Hong Kong saltou da 22ª para a 1ª posição nos destinos de peças de escritório do Brasil, concentrando 33% do total exportado no acumulado de 2026.
Hong Kong foi de irrelevante a dominante em um único ano. Na posição 22 em 2025 — com US$ 74.230 FOB e menos de 1% do total exportado — o território saltou para 1º no acumulado de 2026, acumulando US$ 7,4 mi FOB e capturando 33,3% de todas as exportações brasileiras de peças e acessórios para máquinas de escritório.

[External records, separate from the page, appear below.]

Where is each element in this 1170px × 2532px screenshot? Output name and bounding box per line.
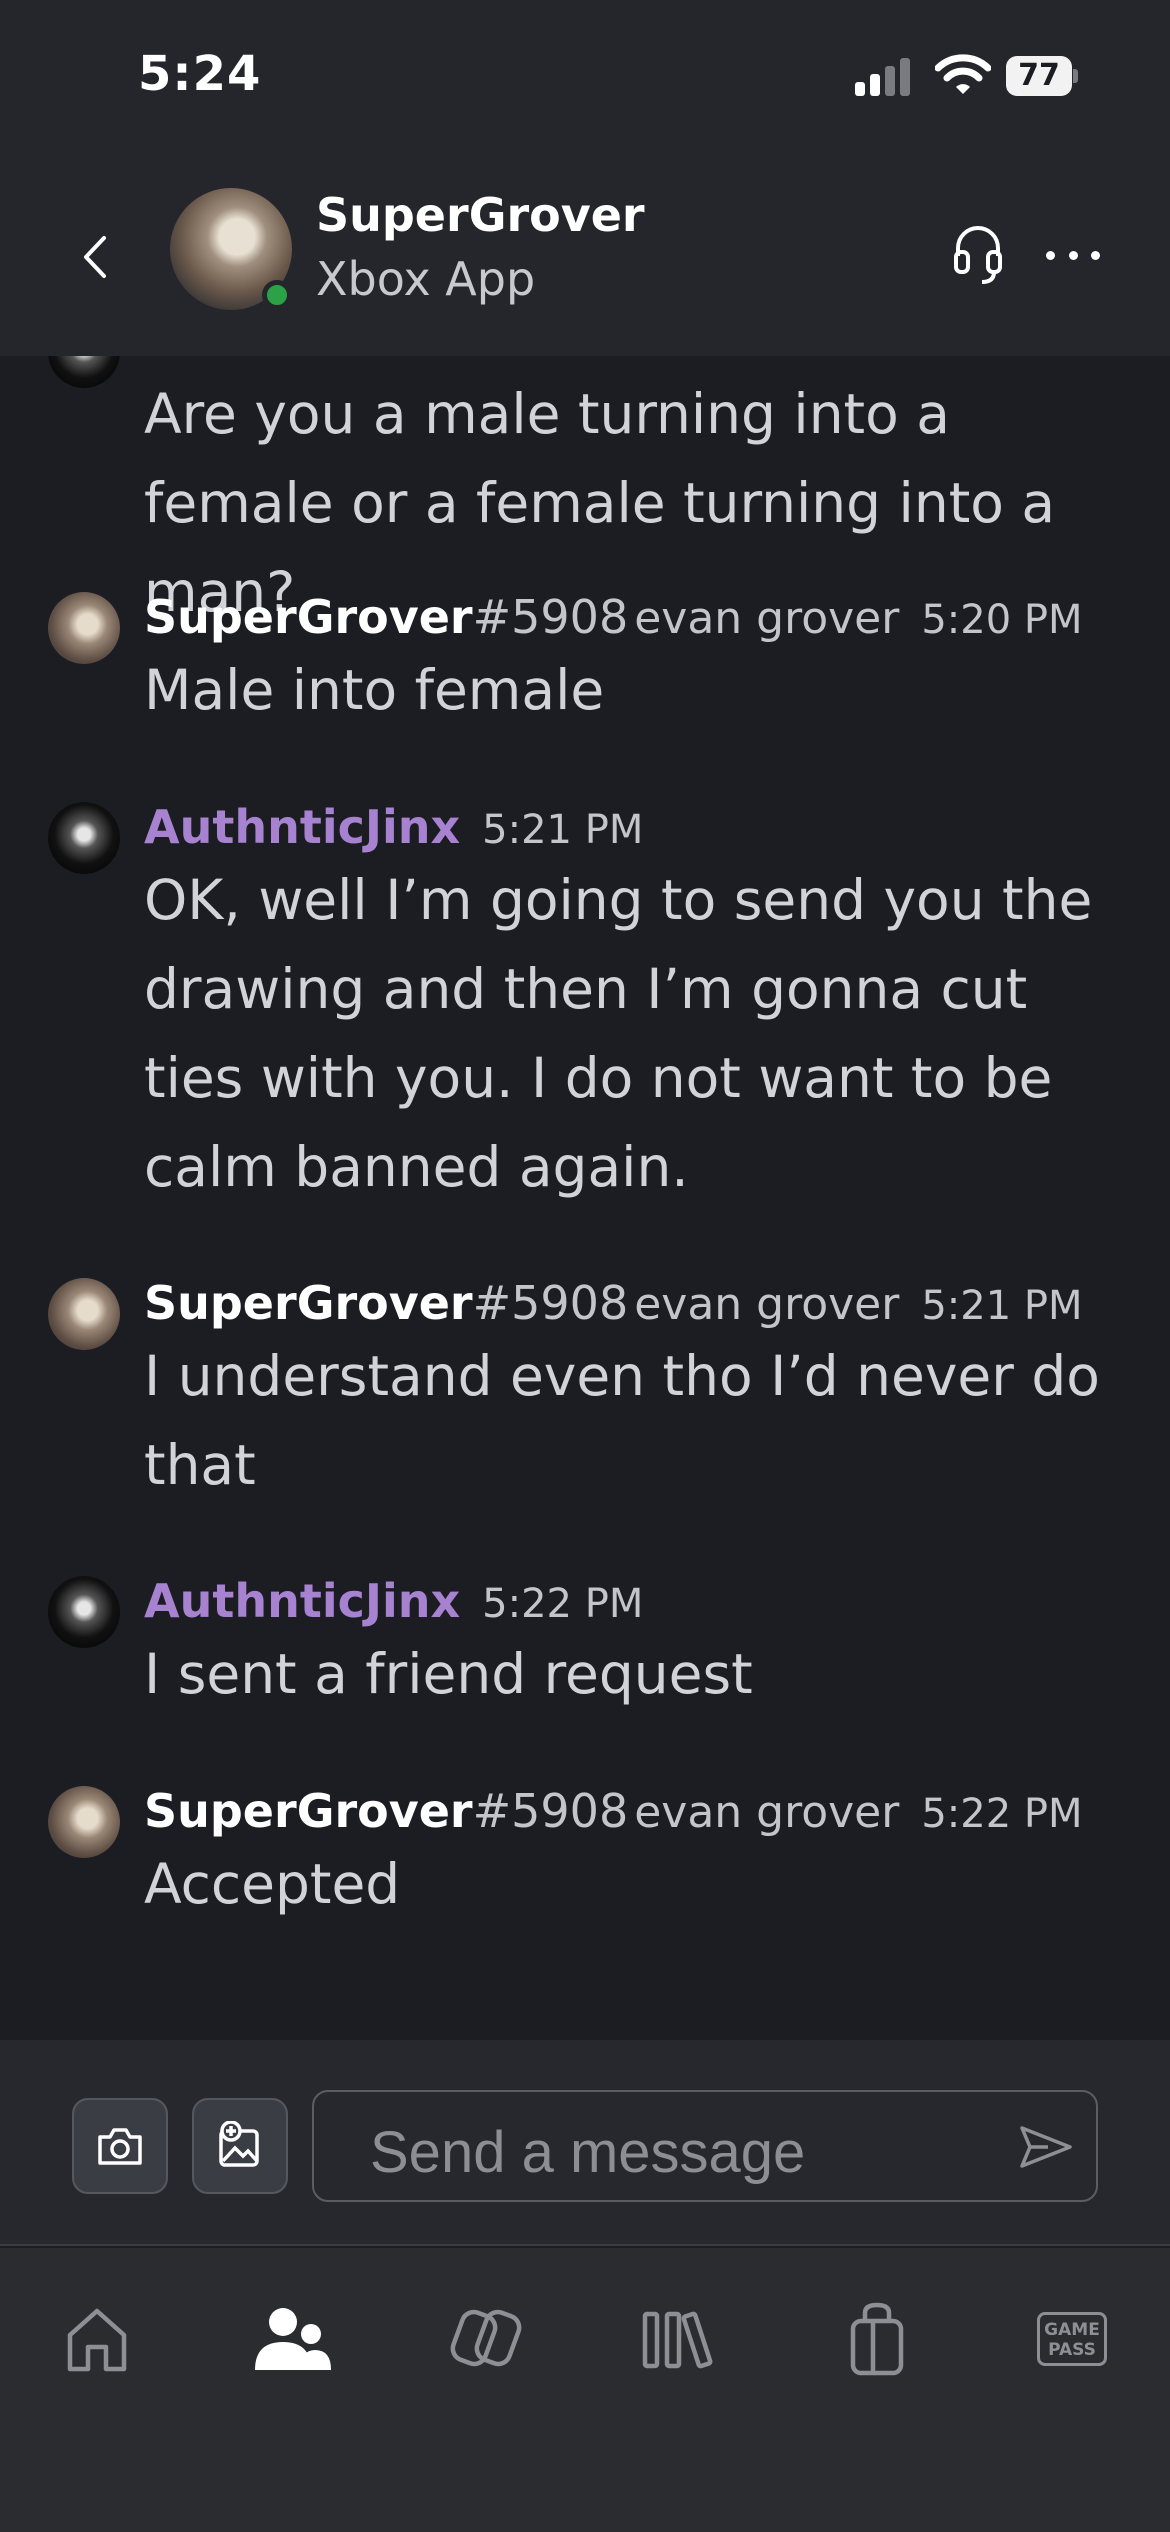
contact-subtitle: Xbox App	[316, 252, 536, 306]
message-input[interactable]	[312, 2090, 1098, 2202]
social-icon	[450, 2309, 522, 2367]
send-icon[interactable]	[1018, 2122, 1074, 2172]
status-time: 5:24	[138, 46, 262, 102]
conversation-header: SuperGrover Xbox App	[0, 160, 1170, 356]
message-time: 5:20 PM	[921, 597, 1083, 643]
gamertag-suffix: #5908	[472, 1784, 629, 1838]
add-image-icon	[219, 2121, 259, 2167]
nav-store[interactable]	[832, 2294, 922, 2384]
more-options-button[interactable]	[1046, 230, 1100, 280]
sender-avatar[interactable]	[48, 1576, 120, 1648]
add-image-button[interactable]	[192, 2098, 288, 2194]
store-icon	[850, 2302, 904, 2376]
dot-icon	[1068, 250, 1078, 260]
sender-name[interactable]: AuthnticJinx	[144, 800, 460, 854]
message-time: 5:21 PM	[921, 1283, 1083, 1329]
message-header: AuthnticJinx 5:22 PM	[144, 1574, 643, 1628]
message-body: Accepted	[144, 1852, 401, 1916]
message-body: I sent a friend request	[144, 1642, 753, 1706]
contact-name[interactable]: SuperGrover	[316, 188, 645, 242]
message-body: I understand even tho I’d never do that	[144, 1344, 1100, 1497]
status-bar: 5:24 77	[0, 0, 1170, 160]
real-name: evan grover	[634, 1787, 900, 1838]
message-header: SuperGrover#5908 evan grover 5:20 PM	[144, 590, 1083, 644]
real-name: evan grover	[634, 1279, 900, 1330]
message-header: AuthnticJinx 5:21 PM	[144, 800, 643, 854]
camera-icon	[98, 2128, 142, 2165]
sender-avatar[interactable]	[48, 802, 120, 874]
nav-social[interactable]	[442, 2294, 532, 2384]
battery-level: 77	[1006, 56, 1072, 96]
message-body: OK, well I’m going to send you the drawi…	[144, 868, 1093, 1199]
presence-online-indicator	[262, 280, 292, 310]
message-composer	[0, 2040, 1170, 2246]
battery-icon: 77	[1006, 56, 1078, 96]
message-time: 5:22 PM	[921, 1791, 1083, 1837]
gamertag-suffix: #5908	[472, 590, 629, 644]
message-list[interactable]: Are you a male turning into a female or …	[0, 356, 1170, 2040]
sender-avatar[interactable]	[48, 1786, 120, 1858]
friends-icon	[255, 2308, 331, 2370]
bottom-navigation: GAME PASS	[0, 2248, 1170, 2532]
message-header: SuperGrover#5908 evan grover 5:22 PM	[144, 1784, 1083, 1838]
message-time: 5:21 PM	[482, 807, 644, 853]
sender-avatar[interactable]	[48, 1278, 120, 1350]
message-header: SuperGrover#5908 evan grover 5:21 PM	[144, 1276, 1083, 1330]
nav-library[interactable]	[636, 2294, 726, 2384]
sender-name[interactable]: SuperGrover	[144, 1276, 473, 1330]
gamertag-suffix: #5908	[472, 1276, 629, 1330]
dot-icon	[1046, 250, 1055, 260]
library-icon	[642, 2311, 713, 2369]
wifi-icon	[935, 54, 991, 94]
game-pass-icon: GAME PASS	[1037, 2312, 1107, 2366]
sender-name[interactable]: AuthnticJinx	[144, 1574, 460, 1628]
real-name: evan grover	[634, 593, 900, 644]
nav-home[interactable]	[52, 2294, 142, 2384]
message-body: Male into female	[144, 658, 605, 722]
sender-name[interactable]: SuperGrover	[144, 590, 473, 644]
cellular-signal-icon	[855, 58, 915, 96]
message-time: 5:22 PM	[482, 1581, 644, 1627]
nav-friends[interactable]	[247, 2294, 337, 2384]
chevron-left-icon	[84, 236, 106, 278]
nav-game-pass[interactable]: GAME PASS	[1027, 2294, 1117, 2384]
back-button[interactable]	[70, 222, 120, 292]
camera-button[interactable]	[72, 2098, 168, 2194]
home-icon	[67, 2308, 127, 2372]
headset-icon[interactable]	[948, 218, 1008, 288]
dot-icon	[1091, 250, 1100, 260]
sender-avatar[interactable]	[48, 592, 120, 664]
sender-name[interactable]: SuperGrover	[144, 1784, 473, 1838]
sender-avatar[interactable]	[48, 356, 120, 388]
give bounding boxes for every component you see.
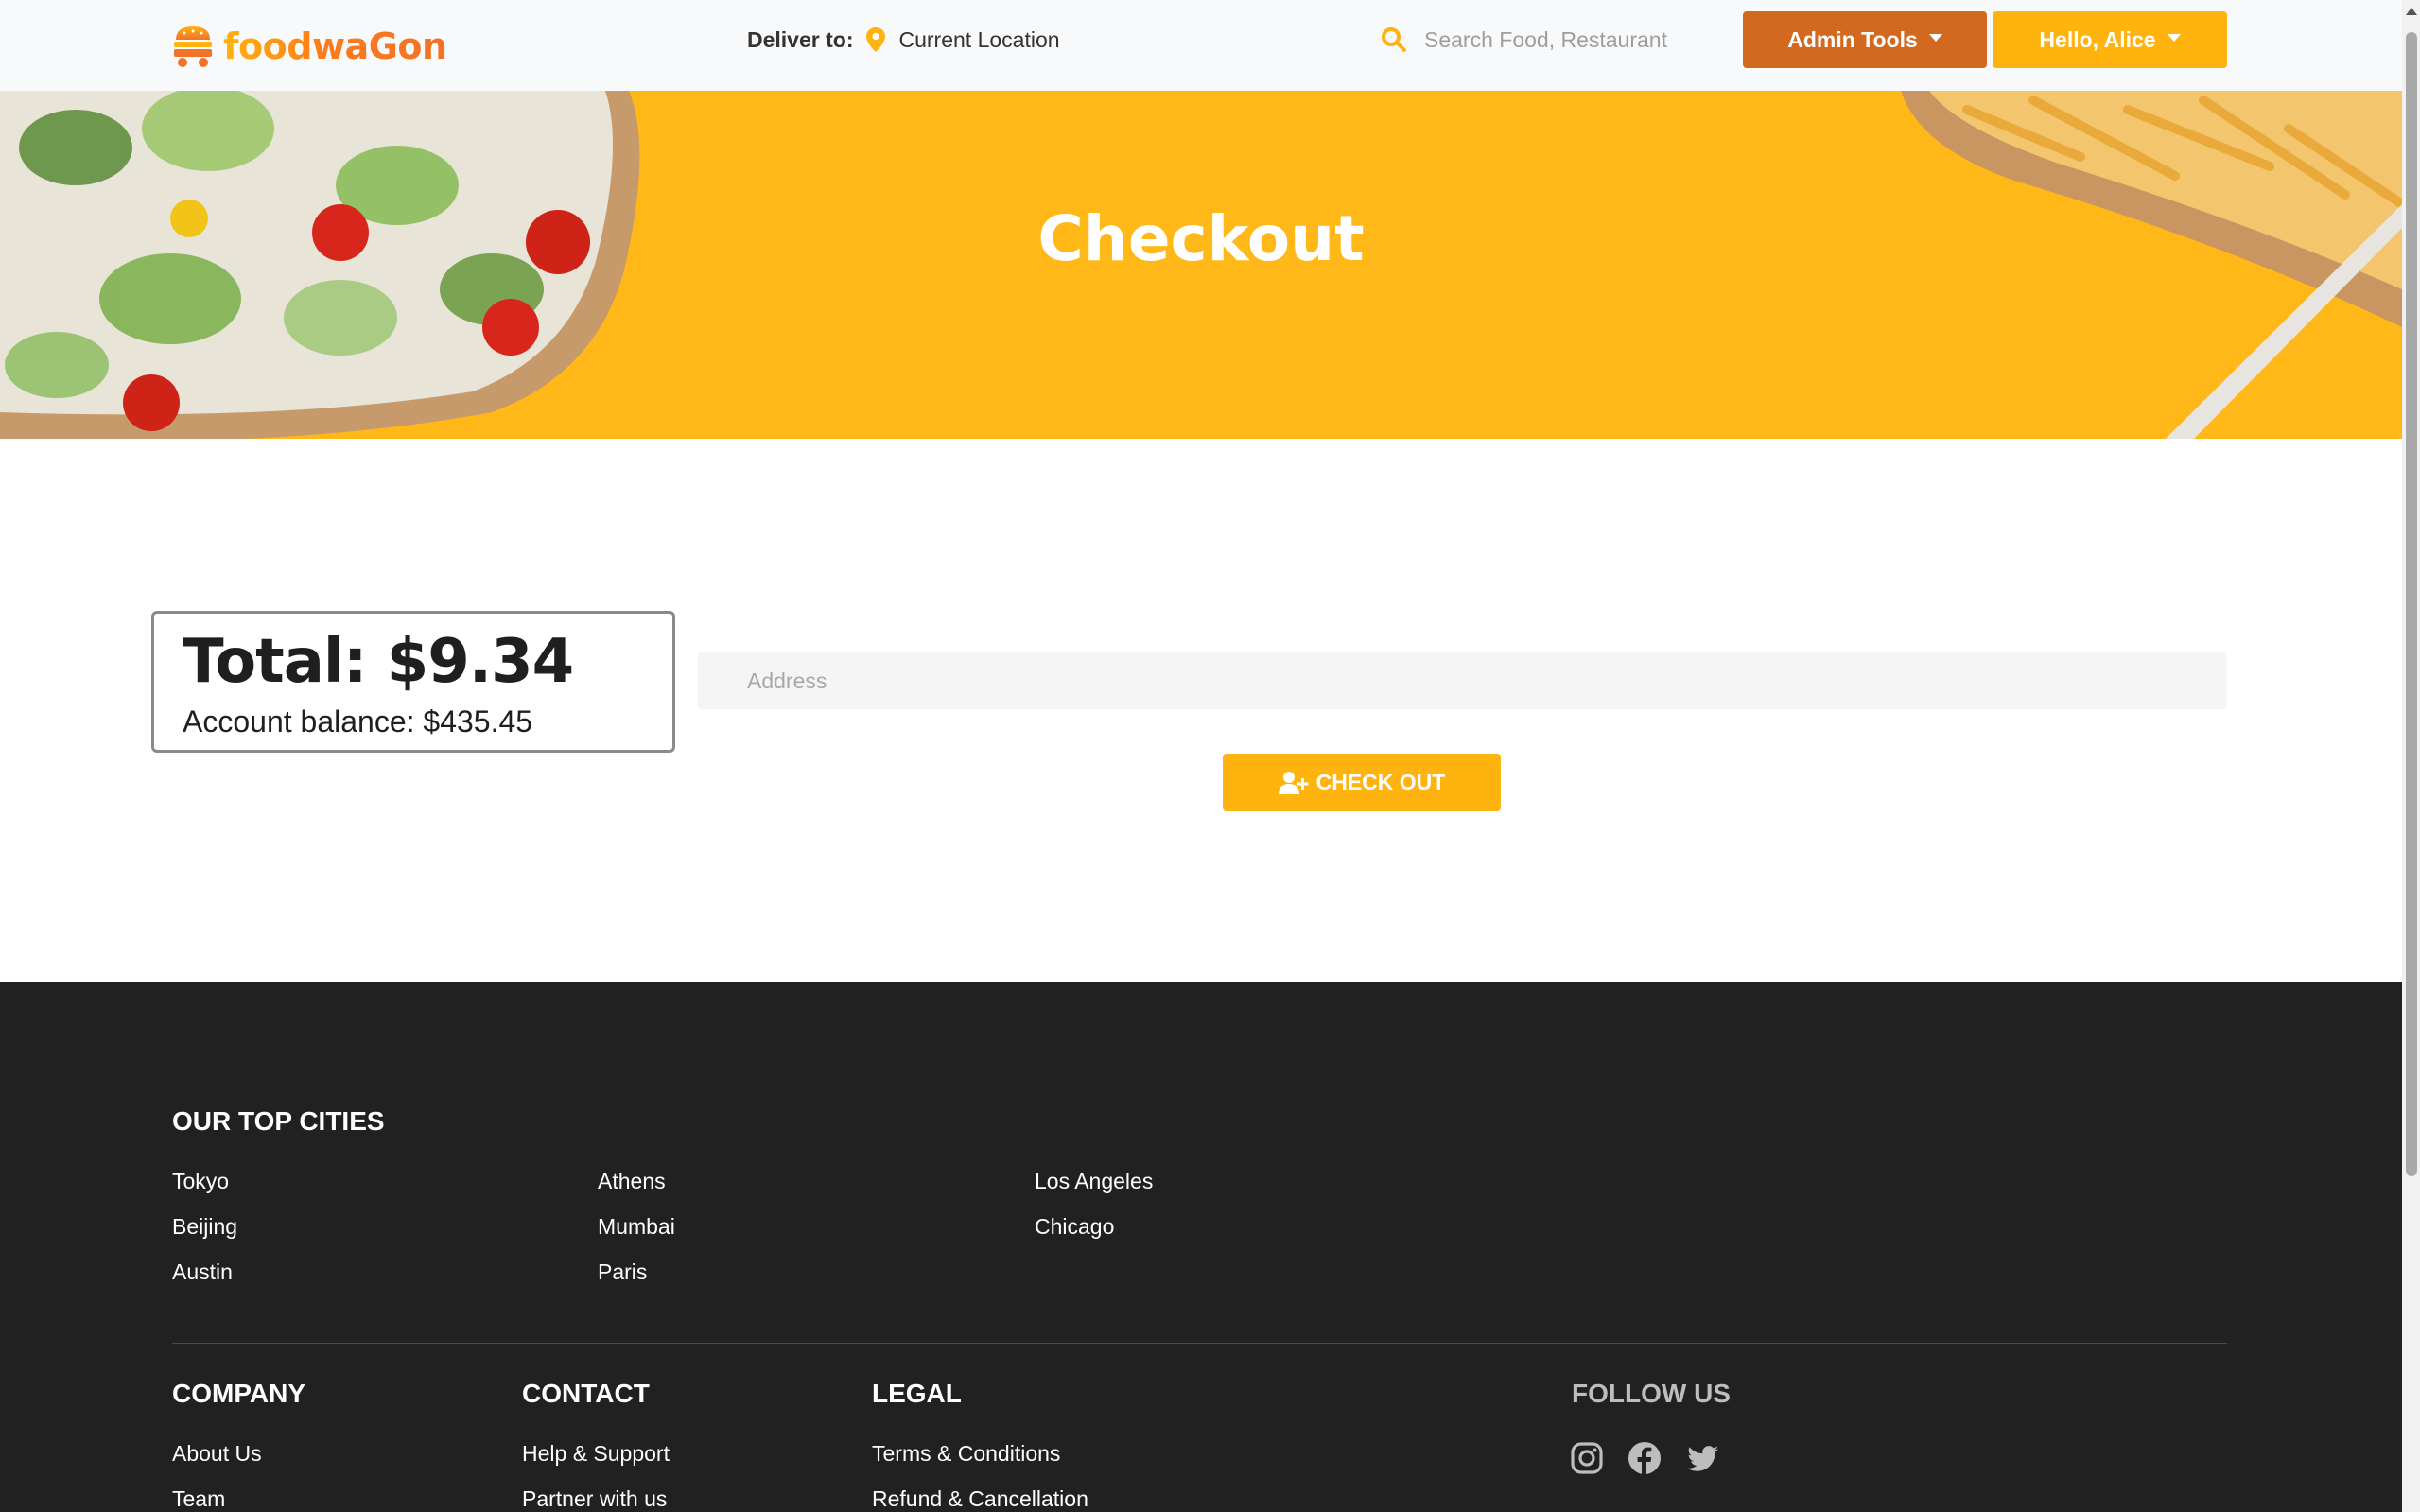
order-summary-card: Total: $9.34 Account balance: $435.45: [151, 611, 675, 753]
city-link-austin[interactable]: Austin: [172, 1260, 233, 1285]
city-link-athens[interactable]: Athens: [598, 1169, 666, 1194]
food-cart-logo-icon: [174, 26, 212, 67]
admin-tools-label: Admin Tools: [1787, 26, 1918, 52]
address-input[interactable]: [698, 652, 2227, 709]
brand-name: foodwaGon: [223, 26, 447, 67]
follow-us-heading: FOLLOW US: [1572, 1379, 1731, 1408]
navbar: foodwaGon Deliver to: Current Location A…: [0, 0, 2402, 91]
location-pin-icon: [866, 27, 886, 52]
terms-link[interactable]: Terms & Conditions: [872, 1441, 1060, 1467]
search-icon: [1382, 27, 1406, 52]
refund-link[interactable]: Refund & Cancellation: [872, 1486, 1088, 1512]
account-balance: Account balance: $435.45: [183, 704, 533, 739]
about-us-link[interactable]: About Us: [172, 1441, 262, 1467]
city-link-mumbai[interactable]: Mumbai: [598, 1214, 675, 1240]
scroll-up-arrow-icon[interactable]: [2406, 8, 2417, 15]
checkout-button-label: CHECK OUT: [1315, 770, 1446, 794]
contact-heading: CONTACT: [522, 1379, 650, 1408]
search-input[interactable]: [1424, 26, 1727, 53]
top-cities-heading: OUR TOP CITIES: [172, 1106, 385, 1136]
city-link-paris[interactable]: Paris: [598, 1260, 647, 1285]
partner-link[interactable]: Partner with us: [522, 1486, 667, 1512]
legal-heading: LEGAL: [872, 1379, 962, 1408]
deliver-to: Deliver to: Current Location: [747, 23, 1060, 57]
search-bar: [1362, 11, 1740, 68]
user-plus-icon: [1278, 771, 1309, 794]
company-heading: COMPANY: [172, 1379, 306, 1408]
footer: OUR TOP CITIES Tokyo Beijing Austin Athe…: [0, 982, 2402, 1512]
team-link[interactable]: Team: [172, 1486, 225, 1512]
admin-tools-dropdown[interactable]: Admin Tools: [1743, 11, 1987, 68]
current-location-link[interactable]: Current Location: [898, 27, 1059, 53]
city-link-tokyo[interactable]: Tokyo: [172, 1169, 229, 1194]
user-menu-dropdown[interactable]: Hello, Alice: [1993, 11, 2227, 68]
deliver-label: Deliver to:: [747, 26, 854, 52]
brand-link[interactable]: foodwaGon: [172, 25, 447, 68]
scrollbar-thumb[interactable]: [2406, 32, 2417, 1176]
facebook-icon[interactable]: [1628, 1441, 1662, 1475]
order-total: Total: $9.34: [183, 627, 574, 697]
hero-banner: Checkout: [0, 91, 2402, 439]
footer-divider: [172, 1343, 2227, 1344]
caret-down-icon: [2167, 34, 2181, 42]
city-link-chicago[interactable]: Chicago: [1035, 1214, 1114, 1240]
checkout-button[interactable]: CHECK OUT: [1223, 754, 1501, 811]
city-link-beijing[interactable]: Beijing: [172, 1214, 237, 1240]
page-title: Checkout: [1037, 202, 1365, 275]
user-menu-label: Hello, Alice: [2039, 26, 2156, 52]
city-link-los-angeles[interactable]: Los Angeles: [1035, 1169, 1153, 1194]
caret-down-icon: [1928, 34, 1942, 42]
help-support-link[interactable]: Help & Support: [522, 1441, 670, 1467]
page-scrollbar[interactable]: [2402, 0, 2420, 1512]
twitter-icon[interactable]: [1686, 1441, 1720, 1475]
instagram-icon[interactable]: [1570, 1441, 1604, 1475]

O salto de 21 posições não tem precedente recente nesse segmento. O produto em questão — componentes reconhecíveis como destinados a equipamentos de escritório como impressoras, máquinas de fax e similares — é um corredor historicamente dominado por destinos como Estados Unidos, Alemanha e países do Mercosul.
Nenhuma causa isolada explica completamente um rearranjo desse tamanho. Alguns fatores estruturais que podem estar por trás do movimento:
O segmento de peças para equipamentos de escritório é um nicho de alto valor agregado. O Brasil possui alguns fabricantes especializados de componentes mecânicos e eletrônicos para impressoras e equipamentos afins, concentrados principalmente no polo tecnológico de Campinas e no ABC paulista. A maioria da produção atende o mercado interno, mas uma fatia relevante tem histórico de exportação para América Latina e, em menor escala, para mercados desenvolvidos.
O salto de Hong Kong para o topo — com participação de 33,3% — cria uma concentração de risco que merece atenção. Em 2025, os dez maiores destinos provavelmente respondiam por menos de 70% do total; agora, um único comprador concentra um terço do fluxo. Qualquer mudança na política de procurement desse cliente pode gerar impacto imediato nas exportações brasileiras do setor.
Se a concentração em Hong Kong persistir no segundo semestre de 2026, o padrão se consolida como estrutural — possivelmente uma nova rota de distribuição para a Ásia estabelecida por algum grupo multinacional. Se retrair, pode ter sido um movimento pontual de recomposição de estoque ou de um contrato específico. Os dados de junho e julho, quando disponíveis no MDIC ComexStat, darão o primeiro sinal claro.